Ausländische Direktinvestitionen und Diversifikation in Afrika

Walter Kugler RT June 15, 2020

Feststellung:

Ausländische Direktinvestitionen (FDI) konzentrierten sich lange auf wenige Rohstoffländer; Initiativen zur Diversifizierung der Wirtschaft begünstigen das Wachstum von städtischen Konsummärkten

Die FDI-Zuflüsse nach Afrika waren von 9,7 Mrd. US $ im Jahr 2000 auf 54 Mrd. US $ im Jahr 2015 gestiegen, allerdings konzentriert auf wenige Rohstoffländer, darunter die Ölexportländer Angola, Kongo-Brazzaville, Nigeria und Sudan. Zu den zehn Top-Ländern mit den meisten FDI-Projekten, die der Diversifizierung und Industrialisierung dienen, gehören 2015 Ägypten. Äthiopien, Elfenbeinküste, Ghana, Kenia, Marokko, Mosambik, Nigeria, Südafrika und Uganda (nach Kappel et al. 2017, S. 27). Der jüngste Trend zeigt aber deutlich eine Erweiterung des Empfängerspektrums auch auf Länder mit wachsender Mittelschicht (einer floating class, die bereits heute, bei optimistischer Annahme, bei Wachstumsländern bis zu einem Drittel der Gesamtbevölkerung betragen kann).

Deutsche Afrika-Firmen haben bisher nur ein geringes Investitions-Volumen erreicht (mit 200.000 geschaffenen Arbeitsplätzen vor Ort), weil die afrikanischen Märkte klein und die unternehmerischen Risiken auf Grund des nicht sehr marktfreundlichen Investitionsklimas groß sind. Außerdem wirkt die defizitäre Infrastruktur (Energieversorgung, Zustand der Verkehrswege, bürokratische Hürden; unterentwickelter Banksektor) eher abschreckend als einladend. Seit der 2018 begonnenen Compact with Africa-Diplomatie der G20-Staaten, einschließlich der aktiven Rolle der deutschen Bundesregierung, sind Bestrebungen im Gange, in Ländern mit reformorientierten Regierungen Wandel durch Investitionen, Migrationspartnerschaften und Handelserleichterungen zu schaffen (Näheres dazu bei Kappel & Reisen 2019).

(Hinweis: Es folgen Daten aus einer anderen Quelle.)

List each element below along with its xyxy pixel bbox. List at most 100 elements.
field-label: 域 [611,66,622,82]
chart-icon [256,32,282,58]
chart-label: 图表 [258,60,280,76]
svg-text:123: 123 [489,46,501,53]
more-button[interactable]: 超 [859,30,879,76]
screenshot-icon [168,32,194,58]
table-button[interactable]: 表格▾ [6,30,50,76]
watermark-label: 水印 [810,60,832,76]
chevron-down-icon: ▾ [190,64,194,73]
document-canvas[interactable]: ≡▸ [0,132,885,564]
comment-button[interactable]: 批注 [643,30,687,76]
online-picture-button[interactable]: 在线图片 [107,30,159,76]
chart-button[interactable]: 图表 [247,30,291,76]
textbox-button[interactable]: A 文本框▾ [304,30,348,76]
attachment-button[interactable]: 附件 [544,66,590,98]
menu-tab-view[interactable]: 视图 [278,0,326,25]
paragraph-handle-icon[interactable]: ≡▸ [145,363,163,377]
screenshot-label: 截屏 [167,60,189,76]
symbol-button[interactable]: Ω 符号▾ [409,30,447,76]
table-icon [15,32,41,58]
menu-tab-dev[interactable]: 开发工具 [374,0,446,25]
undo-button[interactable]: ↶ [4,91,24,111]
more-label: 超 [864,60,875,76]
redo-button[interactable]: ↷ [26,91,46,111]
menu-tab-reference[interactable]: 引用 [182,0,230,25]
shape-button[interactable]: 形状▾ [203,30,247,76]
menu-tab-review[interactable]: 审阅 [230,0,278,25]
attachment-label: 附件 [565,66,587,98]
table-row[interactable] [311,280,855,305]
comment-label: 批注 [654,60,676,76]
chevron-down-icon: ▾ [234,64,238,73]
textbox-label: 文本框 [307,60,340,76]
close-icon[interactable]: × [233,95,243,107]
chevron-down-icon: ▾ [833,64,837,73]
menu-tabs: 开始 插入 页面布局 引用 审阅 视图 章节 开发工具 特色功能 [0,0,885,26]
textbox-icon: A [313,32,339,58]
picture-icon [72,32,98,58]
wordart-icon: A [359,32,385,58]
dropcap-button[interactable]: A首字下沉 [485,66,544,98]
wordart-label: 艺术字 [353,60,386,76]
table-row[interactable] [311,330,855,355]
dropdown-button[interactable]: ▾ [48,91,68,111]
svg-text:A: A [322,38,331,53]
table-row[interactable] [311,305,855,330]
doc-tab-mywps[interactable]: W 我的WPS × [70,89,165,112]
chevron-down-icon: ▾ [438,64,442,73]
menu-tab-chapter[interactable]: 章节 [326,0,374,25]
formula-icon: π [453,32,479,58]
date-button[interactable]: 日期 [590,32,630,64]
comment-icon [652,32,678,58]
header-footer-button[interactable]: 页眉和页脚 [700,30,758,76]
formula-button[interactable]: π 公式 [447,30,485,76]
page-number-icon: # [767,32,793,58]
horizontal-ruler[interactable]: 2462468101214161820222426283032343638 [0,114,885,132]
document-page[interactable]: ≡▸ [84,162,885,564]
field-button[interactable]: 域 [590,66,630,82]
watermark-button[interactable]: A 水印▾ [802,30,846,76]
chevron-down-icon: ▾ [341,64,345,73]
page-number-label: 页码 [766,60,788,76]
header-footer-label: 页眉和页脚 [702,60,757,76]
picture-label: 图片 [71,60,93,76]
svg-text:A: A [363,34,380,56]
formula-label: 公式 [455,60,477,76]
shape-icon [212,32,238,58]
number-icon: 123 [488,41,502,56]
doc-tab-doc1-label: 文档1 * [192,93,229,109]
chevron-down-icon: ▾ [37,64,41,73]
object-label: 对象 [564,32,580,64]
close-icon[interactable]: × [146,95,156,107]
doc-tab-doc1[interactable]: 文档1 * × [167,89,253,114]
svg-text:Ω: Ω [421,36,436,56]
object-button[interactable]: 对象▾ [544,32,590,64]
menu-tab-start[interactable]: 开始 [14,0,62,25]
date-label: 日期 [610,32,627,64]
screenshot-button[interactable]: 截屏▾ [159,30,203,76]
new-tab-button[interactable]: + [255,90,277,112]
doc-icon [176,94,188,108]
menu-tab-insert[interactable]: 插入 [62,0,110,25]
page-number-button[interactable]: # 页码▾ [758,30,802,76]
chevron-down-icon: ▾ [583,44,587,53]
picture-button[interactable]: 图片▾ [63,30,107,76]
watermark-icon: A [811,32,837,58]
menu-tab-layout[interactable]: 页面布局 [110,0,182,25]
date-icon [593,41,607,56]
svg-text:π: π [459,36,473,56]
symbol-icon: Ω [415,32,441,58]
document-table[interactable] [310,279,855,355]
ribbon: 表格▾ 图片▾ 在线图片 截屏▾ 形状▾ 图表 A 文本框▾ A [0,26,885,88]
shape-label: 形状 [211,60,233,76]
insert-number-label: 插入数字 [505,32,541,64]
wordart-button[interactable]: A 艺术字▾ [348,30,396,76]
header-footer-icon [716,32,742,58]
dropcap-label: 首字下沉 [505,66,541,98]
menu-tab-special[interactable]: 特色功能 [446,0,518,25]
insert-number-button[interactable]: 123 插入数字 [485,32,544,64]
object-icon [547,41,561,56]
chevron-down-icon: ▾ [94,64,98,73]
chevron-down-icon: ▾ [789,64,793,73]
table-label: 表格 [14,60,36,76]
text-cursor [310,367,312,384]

Auch die große Zahl an Nicht-Regierungsorganisationen (NRO), kirchlichen Vereinen und Kommunen (der EU-Länder), die nicht nur in Reformländern, sondern auch in ‚Fassendemokratien‘ und ‚failed states‘ unter schwierigsten Bedingungen aktiv sind, können nur einen kleinen Beitrag zur Lösung des Job-Problems erbringen, – unter anderem auch dadurch, dass sie mithelfen, in den Heimatländern nach dauerhaften Einkommensmöglichkeiten zu suchen oder solche zu schaffen (Natürlich dient auch ihr Einsatz indirekt dem Ziel, junge Menschen von der risikoreichen Migration abzuhalten).